The Sidebar Doesn’t Automatically Appear on Mobile


I use Blogger for the back-end of this site, and its automatic mobile client can be a bit wonky, or keep certain things from appearing. Thankfully, that’s fully adjustable. For me, it wouldn’t make sense to highlight my books only on the desktop version of the site. The sidebar, or at least the important bits, had to show on mobile as well.

Making Blogger sidebar widgets show on mobile is a multi-step process, but still pretty simple:
  1. Find the name of the widget by editing it in the Layout menu. In the new window, check the URL. The widget name will follow widgetId= near the very end (for instance, if it says widgetID=HTML2, the widget will be HTML2.
  2. Head over to the Template menu and select Edit HTML.
  3. Press Ctrl+F to open the Search bar and search for the widget’s name.
  4. You’ll see something along the lines of < b:widget id="HTML2" locked='false' title="" type="HTML" >… < /b:widget >.
  5. Between locked=’false’ and title=", insert mobile=’yes’.
  6. The final code should look like this: < b:widget id="HTML2" locked="false" mobile="yes" title="" type="HTML" >… < /b:widget >.
  7. Click Save Template and get out of there. You’re all set!

De-clutter the Updates


When they were isolated to their own section of the site, I let the updates be as, well, cumbersome as they could be, figuring the more available information the better. With them on the home page, though, it’s a different story.

In order to keep the home page from looking too “cluttered,” I’ve started adding jump breaks to the updates. This better controls the length of the page, and, along with limiting the number of updates to three, again serves to keep the sidebar within view (instead of letting it disappear with a scroll).

I also removed the author attribution and the time stamp from every post. Given they’re all from me, I should’ve removed the attribution a long time ago, but as for the time stamp? Well, I typically don’t update more than once in a day, so what’s the point of that?

New Header


I loved my old header. It was sleek, attractive and quite useful, especially with the embedded ImageMap connecting it to my social media accounts. Unfortunately, as the header was the full width of the site (1060px), it appeared too small when resized on mobile. The ImageMap also had an issue, at times, displaying on mobile. I rightly couldn’t have that.

The easy decision was to outright drop the Image Map. While useful on the desktop, it was rendered generally useless on mobile. While the new image is now simply that, it works exactly as I need it to: it looks pretty. And I don’t think I’ll bother using an ImageMap again in the future.

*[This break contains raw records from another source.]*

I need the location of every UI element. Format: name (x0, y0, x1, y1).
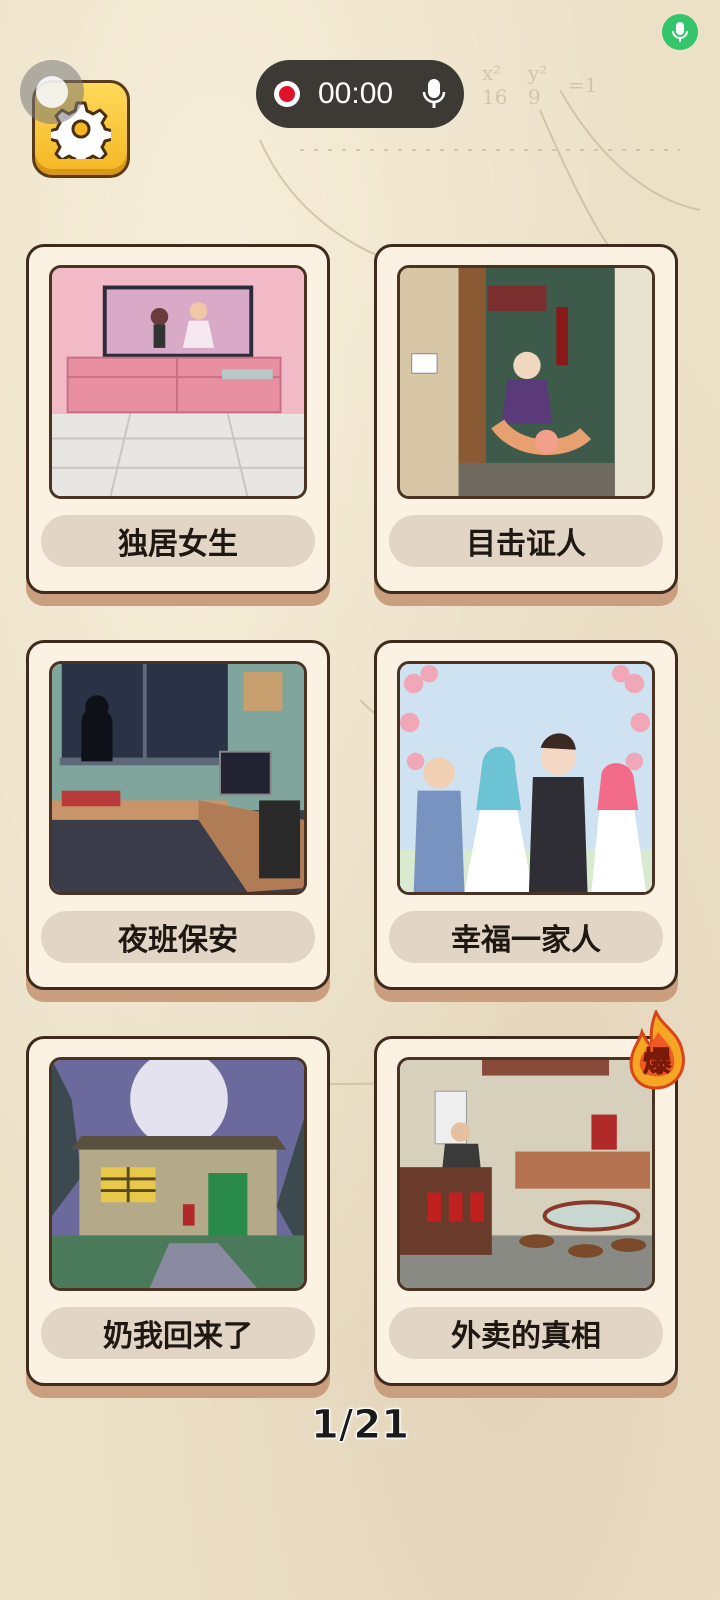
screen-recorder-widget[interactable]: 00:00 (256, 60, 464, 128)
level-title: 外卖的真相 (389, 1307, 663, 1359)
microphone-indicator (662, 14, 698, 50)
level-card[interactable]: 目击证人 (374, 244, 678, 594)
level-title: 夜班保安 (41, 911, 315, 963)
floating-ball-center (36, 76, 68, 108)
level-thumbnail (397, 661, 655, 895)
level-thumbnail (49, 265, 307, 499)
microphone-icon[interactable] (422, 78, 446, 110)
record-icon[interactable] (274, 81, 300, 107)
level-thumbnail (397, 1057, 655, 1291)
level-thumbnail (397, 265, 655, 499)
level-card[interactable]: 独居女生 (26, 244, 330, 594)
page-indicator: 1/21 (310, 1402, 410, 1449)
level-thumbnail (49, 661, 307, 895)
level-card[interactable]: 奶我回来了 (26, 1036, 330, 1386)
hot-badge-icon: 爆 (629, 1010, 685, 1090)
level-thumbnail (49, 1057, 307, 1291)
level-title: 幸福一家人 (389, 911, 663, 963)
level-card[interactable]: 夜班保安 (26, 640, 330, 990)
floating-assistive-ball[interactable] (20, 60, 84, 124)
microphone-icon (672, 22, 688, 42)
record-timer: 00:00 (318, 77, 394, 110)
level-title: 奶我回来了 (41, 1307, 315, 1359)
level-card[interactable]: 幸福一家人 (374, 640, 678, 990)
level-title: 目击证人 (389, 515, 663, 567)
hot-badge-label: 爆 (643, 1045, 672, 1078)
level-title: 独居女生 (41, 515, 315, 567)
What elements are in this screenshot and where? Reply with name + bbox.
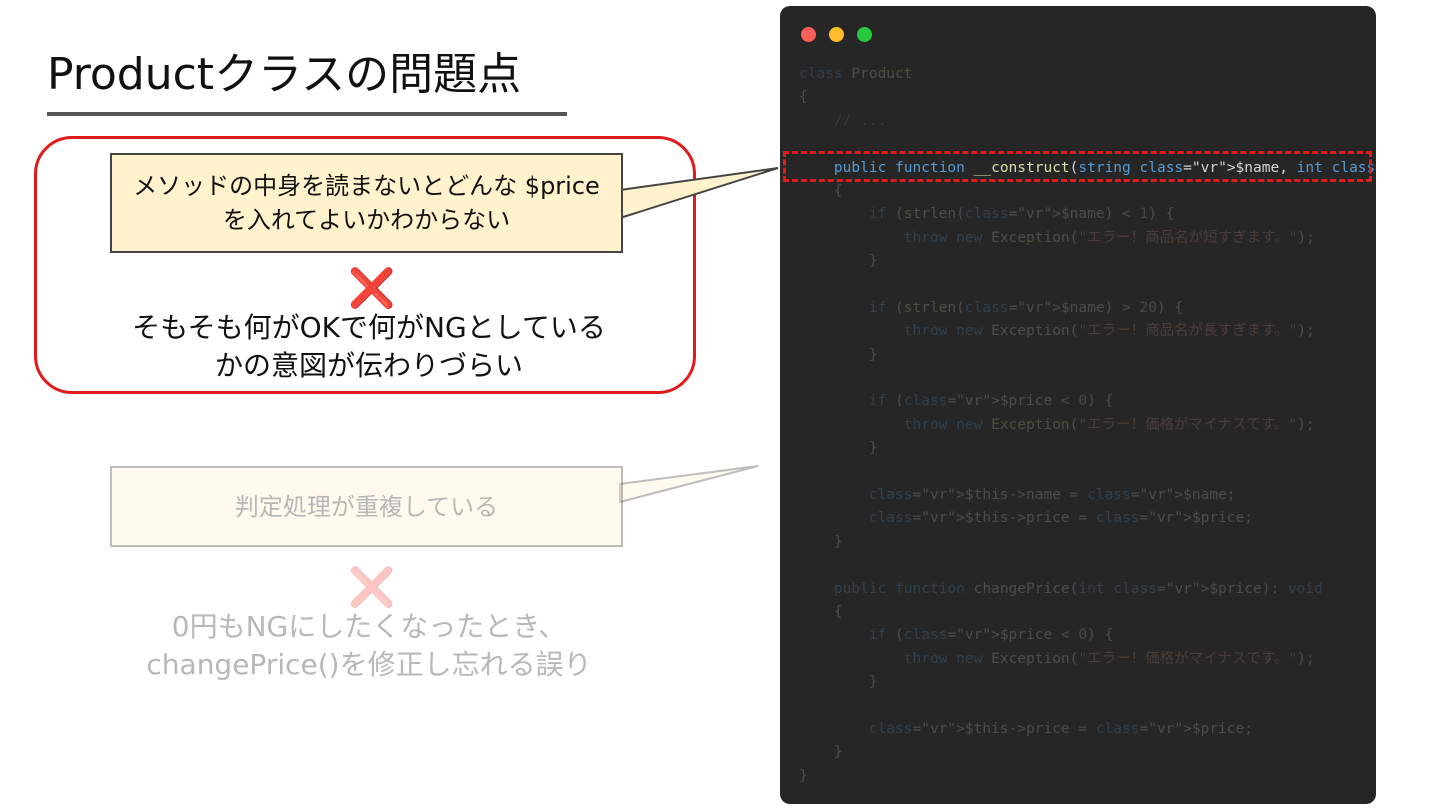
code-line: }	[799, 674, 878, 691]
code-line: public function changePrice(int class="v…	[833, 580, 1323, 597]
window-minimize-dot	[829, 27, 844, 42]
code-line: }	[799, 767, 808, 784]
code-line: throw new Exception("エラー！商品名が長すぎます。");	[903, 323, 1315, 340]
code-line: }	[799, 253, 878, 270]
code-line: throw new Exception("エラー！商品名が短すぎます。");	[903, 229, 1315, 246]
code-line: throw new Exception("エラー！価格がマイナスです。");	[903, 650, 1315, 667]
code-line: class="vr">$this->price = class="vr">$pr…	[868, 510, 1253, 527]
code-line: {	[799, 603, 843, 620]
constructor-highlight	[783, 151, 1372, 182]
cross-mark-icon: ❌	[348, 266, 396, 310]
callout-1-line-2: を入れてよいかわからない	[222, 206, 511, 234]
window-maximize-dot	[857, 27, 872, 42]
window-close-dot	[801, 27, 816, 42]
statement-1-line-1: そもそも何がOKで何がNGとしている	[132, 311, 606, 344]
code-window: class Product{ // ... public function __…	[780, 6, 1376, 804]
code-line: if (class="vr">$price < 0) {	[868, 393, 1114, 410]
statement-2-line-1: 0円もNGにしたくなったとき、	[171, 610, 567, 643]
problem-statement-1: そもそも何がOKで何がNGとしている かの意図が伝わりづらい	[80, 309, 658, 385]
code-line: class="vr">$this->price = class="vr">$pr…	[868, 720, 1253, 737]
callout-2-pointer	[619, 465, 759, 504]
code-line: }	[799, 440, 878, 457]
callout-1-pointer	[619, 167, 779, 220]
code-line: if (class="vr">$price < 0) {	[868, 627, 1114, 644]
statement-2-line-2: changePrice()を修正し忘れる誤り	[146, 648, 592, 681]
callout-duplicate-check: 判定処理が重複している	[110, 466, 623, 547]
callout-param-unclear: メソッドの中身を読まないとどんな $price を入れてよいかわからない	[110, 153, 623, 253]
code-line: throw new Exception("エラー！価格がマイナスです。");	[903, 416, 1315, 433]
problem-statement-2: 0円もNGにしたくなったとき、 changePrice()を修正し忘れる誤り	[80, 608, 658, 684]
code-line: // ...	[799, 112, 887, 129]
code-line: }	[799, 744, 843, 761]
statement-1-line-2: かの意図が伝わりづらい	[214, 349, 523, 382]
code-line: class Product	[799, 66, 913, 82]
callout-1-line-1: メソッドの中身を読まないとどんな $price	[133, 172, 600, 200]
code-line: }	[799, 346, 878, 363]
code-line: class="vr">$this->name = class="vr">$nam…	[868, 487, 1236, 504]
cross-mark-icon: ❌	[348, 565, 396, 609]
code-line: if (strlen(class="vr">$name) < 1) {	[868, 206, 1175, 223]
code-line: {	[799, 182, 843, 199]
code-line: if (strlen(class="vr">$name) > 20) {	[868, 299, 1184, 316]
code-line: {	[799, 89, 808, 106]
code-line: }	[799, 533, 843, 550]
callout-2-line-1: 判定処理が重複している	[234, 492, 499, 521]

What came next was a header redesign. I halved the art width so it would appear larger on mobile (shrinking from 1060px to 530px). I couldn’t simply resize the original, as it was designed specifically to reach across the page, so I reworked the elements into the new version at the top of this page. Which I also happen to quite enjoy.

Other SEO Changes


Outside what you can see, I’ve also included a number of coding changes on the site designed to positively influence SEO. There’s a lot to cover on that bit, though, so I’ll write those up in a separate post.